Le moins que l’on puisse dire, c’est qu’après deux drames franchement lugubres (La cicatrice et Antoine et Marie), Jimmy Larouche change radicalement de style dans Mon ami Dino, un troisième long métrage atypique, produit avec un enthousiasme inversement proportionnel à l’étroitesse du budget disponible. Il est donc question ici d’une histoire d’amitié. D’une relation de type père-fils qui dure depuis plus de dix ans entre l’almatois cinéaste et l’acteur d’origine italienne Dino Tavarone, découvert il y a vingt ans dans la télésérie Omertà.
L’originalité de la proposition repose essentiellement dans son traitement, s’écartant du documentaire pur et s’amusant à prendre au pied de la lettre le métier de son sujet. Tavarone est comédien (2 secondes de Manon Briand, Corbo de Mathieu Denis), faisons-le jouer à fond en créant l’illusion de sa mort. Par ce biais ludique, tentons par la même occasion d’en savoir plus sur ce personnage, qui n’a finalement pas eu la carrière foisonnante que sa première apparition pouvait laisser espérer.
Belle idée de départ donc, mais dont le mystère aurait peut-être mérité d’être un peu mieux ménagé en escamotant le générique d’ouverture et une entrée en matière volontairement explicative. Ainsi préparé, le spectateur comprend d’emblée qu’il assiste à une mise en scène aux accents véridiques, en quelque sorte à un documenteur. Certains passages sont troublants de réalisme (les visites chez le docteur par exemple), d’autres, amplifiés, sont moins crédibles (l’émotion des uns, les réactions des autres). Le vrai et le faux se mêlent alors dans un ensemble qui ne cesse d’osciller entre imaginaire et reportage-vérité.

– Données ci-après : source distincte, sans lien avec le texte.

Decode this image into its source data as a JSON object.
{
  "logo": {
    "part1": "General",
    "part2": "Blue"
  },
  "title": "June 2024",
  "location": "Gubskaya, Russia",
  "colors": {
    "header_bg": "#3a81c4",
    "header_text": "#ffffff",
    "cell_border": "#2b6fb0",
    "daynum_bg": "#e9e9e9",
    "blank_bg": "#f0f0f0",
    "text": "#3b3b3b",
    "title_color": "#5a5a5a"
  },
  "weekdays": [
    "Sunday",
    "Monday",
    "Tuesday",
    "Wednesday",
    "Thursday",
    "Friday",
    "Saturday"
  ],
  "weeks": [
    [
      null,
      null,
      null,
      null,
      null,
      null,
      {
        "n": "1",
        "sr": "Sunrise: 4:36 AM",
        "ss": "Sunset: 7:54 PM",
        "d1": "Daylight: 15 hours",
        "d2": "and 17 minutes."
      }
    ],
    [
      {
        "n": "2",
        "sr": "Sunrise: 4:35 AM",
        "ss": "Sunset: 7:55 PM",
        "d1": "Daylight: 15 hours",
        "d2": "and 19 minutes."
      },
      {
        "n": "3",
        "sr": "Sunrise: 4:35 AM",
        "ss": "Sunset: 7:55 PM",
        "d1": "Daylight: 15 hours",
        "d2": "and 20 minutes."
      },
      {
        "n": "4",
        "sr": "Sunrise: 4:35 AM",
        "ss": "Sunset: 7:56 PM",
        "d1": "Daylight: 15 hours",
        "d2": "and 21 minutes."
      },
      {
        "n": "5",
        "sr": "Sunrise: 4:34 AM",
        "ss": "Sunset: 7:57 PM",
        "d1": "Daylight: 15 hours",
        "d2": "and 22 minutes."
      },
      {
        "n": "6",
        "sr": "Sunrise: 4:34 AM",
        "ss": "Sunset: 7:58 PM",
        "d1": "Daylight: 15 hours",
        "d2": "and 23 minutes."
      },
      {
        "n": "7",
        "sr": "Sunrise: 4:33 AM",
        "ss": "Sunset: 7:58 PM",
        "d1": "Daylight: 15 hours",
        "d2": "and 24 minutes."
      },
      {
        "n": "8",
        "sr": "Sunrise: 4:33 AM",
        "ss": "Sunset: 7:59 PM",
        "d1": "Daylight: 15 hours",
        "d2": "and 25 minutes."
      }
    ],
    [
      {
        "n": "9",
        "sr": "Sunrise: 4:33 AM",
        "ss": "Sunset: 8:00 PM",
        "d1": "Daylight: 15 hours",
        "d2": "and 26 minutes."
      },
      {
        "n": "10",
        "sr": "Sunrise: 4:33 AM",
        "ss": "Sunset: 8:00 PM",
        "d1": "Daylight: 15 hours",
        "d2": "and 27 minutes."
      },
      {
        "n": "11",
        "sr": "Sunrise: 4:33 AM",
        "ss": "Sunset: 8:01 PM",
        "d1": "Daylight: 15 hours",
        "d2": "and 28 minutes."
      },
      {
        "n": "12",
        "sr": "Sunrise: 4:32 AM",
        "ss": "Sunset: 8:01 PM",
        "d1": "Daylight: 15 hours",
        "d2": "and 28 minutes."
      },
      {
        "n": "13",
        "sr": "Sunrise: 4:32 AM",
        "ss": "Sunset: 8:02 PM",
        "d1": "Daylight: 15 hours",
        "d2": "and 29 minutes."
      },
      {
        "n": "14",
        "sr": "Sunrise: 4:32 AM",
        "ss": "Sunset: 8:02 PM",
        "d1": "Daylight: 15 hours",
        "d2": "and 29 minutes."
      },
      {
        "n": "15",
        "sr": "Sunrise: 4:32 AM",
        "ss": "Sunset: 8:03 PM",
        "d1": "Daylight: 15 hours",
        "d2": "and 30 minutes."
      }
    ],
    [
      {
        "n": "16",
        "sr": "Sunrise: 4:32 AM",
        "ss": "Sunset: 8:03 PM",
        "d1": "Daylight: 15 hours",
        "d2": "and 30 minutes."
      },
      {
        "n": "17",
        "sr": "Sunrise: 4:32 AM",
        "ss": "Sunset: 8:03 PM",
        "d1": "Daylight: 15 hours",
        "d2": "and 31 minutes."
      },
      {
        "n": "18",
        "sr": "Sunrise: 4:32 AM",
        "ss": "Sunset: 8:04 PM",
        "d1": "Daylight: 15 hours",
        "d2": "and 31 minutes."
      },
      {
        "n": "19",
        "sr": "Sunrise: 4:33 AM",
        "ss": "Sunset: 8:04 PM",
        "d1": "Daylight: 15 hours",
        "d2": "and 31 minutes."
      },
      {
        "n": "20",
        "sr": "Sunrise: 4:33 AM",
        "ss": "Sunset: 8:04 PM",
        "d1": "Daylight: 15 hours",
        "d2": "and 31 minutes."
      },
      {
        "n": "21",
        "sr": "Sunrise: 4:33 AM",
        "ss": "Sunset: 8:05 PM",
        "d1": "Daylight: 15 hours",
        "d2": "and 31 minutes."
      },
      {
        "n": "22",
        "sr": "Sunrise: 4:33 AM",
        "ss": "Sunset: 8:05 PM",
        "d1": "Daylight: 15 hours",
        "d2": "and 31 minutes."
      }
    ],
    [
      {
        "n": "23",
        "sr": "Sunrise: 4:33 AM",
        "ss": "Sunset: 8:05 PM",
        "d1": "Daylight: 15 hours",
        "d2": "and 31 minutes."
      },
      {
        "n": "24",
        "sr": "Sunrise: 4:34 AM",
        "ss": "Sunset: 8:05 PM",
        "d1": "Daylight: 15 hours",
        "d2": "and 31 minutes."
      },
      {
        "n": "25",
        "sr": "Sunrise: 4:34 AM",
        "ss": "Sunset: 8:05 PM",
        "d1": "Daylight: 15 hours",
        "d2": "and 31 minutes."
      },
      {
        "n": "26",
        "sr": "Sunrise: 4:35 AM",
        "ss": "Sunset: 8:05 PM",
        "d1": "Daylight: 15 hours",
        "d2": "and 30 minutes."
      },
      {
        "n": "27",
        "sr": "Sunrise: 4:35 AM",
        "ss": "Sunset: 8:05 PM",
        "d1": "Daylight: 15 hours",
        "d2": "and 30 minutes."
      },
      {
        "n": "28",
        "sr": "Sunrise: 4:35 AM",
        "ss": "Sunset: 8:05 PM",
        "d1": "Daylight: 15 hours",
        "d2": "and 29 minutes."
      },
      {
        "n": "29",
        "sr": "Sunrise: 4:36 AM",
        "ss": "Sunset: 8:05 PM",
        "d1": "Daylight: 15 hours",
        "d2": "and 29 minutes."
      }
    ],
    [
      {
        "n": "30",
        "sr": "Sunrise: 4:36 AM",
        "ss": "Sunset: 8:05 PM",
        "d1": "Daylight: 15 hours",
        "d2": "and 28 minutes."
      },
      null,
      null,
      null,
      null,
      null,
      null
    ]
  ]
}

De la vie de Tavarone, quelques moments forts ressortent, sans toutefois que l’on ait un portrait suffisamment approfondi pour saisir l’histoire atypique de celui qui revient en mémoire sous les traits du gentil méchant Scarfo. La prison, la maladie (et les larmes de crocodile qui vont avec), une certaine sagesse, et – puisque le film n’était pas écrit à l’avance, en dehors d’une trame de base assez souple – des confidences improvisées. Et en guise de dénouement, un revirement qui en remet une couche, ajoutant à l’ironie ambiante un semblant de commedia dell’arte.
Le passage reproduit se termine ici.